Череп епископа
Шрифт:
— Дорогой подарочек, — покачал головой Росин. — Где-нибудь в Новгороде…
— На фига мне такой баркас нужен? — перебил его Хомяк. — В одиночку мне с ним не справиться, в сарай его до весны не спрячешь. Сабли да доспехи я могу салом смазать и в землю закопать, золото тоже найду куда заныкать. А с этой бандурой что делать? Забирайте, пока я добрый, пользуйтесь. Считайте это оплатой за ложный вызов. Давайте, уматывайте, пока я не передумал.
Гости не заставили себя долго упрашивать — выкинули на берег лежавшие в лодке палаши, топоры, мелкую походную утварь. Костя осторожно выставил ларец. На дне осталась
— Если что, заходи! — крикнул на прощание Росин. — Река Суйда!
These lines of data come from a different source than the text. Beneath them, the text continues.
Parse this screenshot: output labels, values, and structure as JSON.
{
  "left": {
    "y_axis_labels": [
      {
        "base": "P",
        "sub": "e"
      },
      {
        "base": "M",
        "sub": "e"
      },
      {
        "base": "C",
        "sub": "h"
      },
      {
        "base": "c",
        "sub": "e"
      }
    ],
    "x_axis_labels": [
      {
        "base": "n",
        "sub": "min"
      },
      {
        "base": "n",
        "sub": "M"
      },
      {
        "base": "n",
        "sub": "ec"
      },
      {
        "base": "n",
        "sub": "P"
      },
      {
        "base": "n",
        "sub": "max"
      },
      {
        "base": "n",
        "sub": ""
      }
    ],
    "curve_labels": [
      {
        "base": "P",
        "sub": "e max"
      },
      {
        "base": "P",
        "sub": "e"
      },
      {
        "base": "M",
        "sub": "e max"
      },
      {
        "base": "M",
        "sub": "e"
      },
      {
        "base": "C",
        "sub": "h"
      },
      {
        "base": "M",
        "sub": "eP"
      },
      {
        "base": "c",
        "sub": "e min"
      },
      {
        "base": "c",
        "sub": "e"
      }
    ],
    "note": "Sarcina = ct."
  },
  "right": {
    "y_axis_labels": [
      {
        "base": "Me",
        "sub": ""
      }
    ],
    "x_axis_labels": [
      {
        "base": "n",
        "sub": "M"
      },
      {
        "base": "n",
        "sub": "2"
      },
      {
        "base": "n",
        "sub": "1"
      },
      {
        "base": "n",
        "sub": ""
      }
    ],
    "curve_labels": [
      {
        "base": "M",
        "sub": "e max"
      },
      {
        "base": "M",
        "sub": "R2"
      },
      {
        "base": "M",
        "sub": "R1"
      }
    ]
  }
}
Это между Тосной и Оредежем!
— Зима настанет, приду! — помахал рукой Хомяк.
Он стоял на берегу и смотрел вслед собратьям по несчастью, уплывающим в сторону Тосны, последнему напоминанию о том, что родился он не в шестнадцатом веке, а в двадцатом, что когда-то ездил на мощной американской машине, смотрел японский телевизор и играл с шахматы с тайваньским компьютером. Но как только судно скрылось за поворотом, молодой человек тут же кинулся к затону, столкнул лодку на воду и сильными гребками погнал ее в сторону острова.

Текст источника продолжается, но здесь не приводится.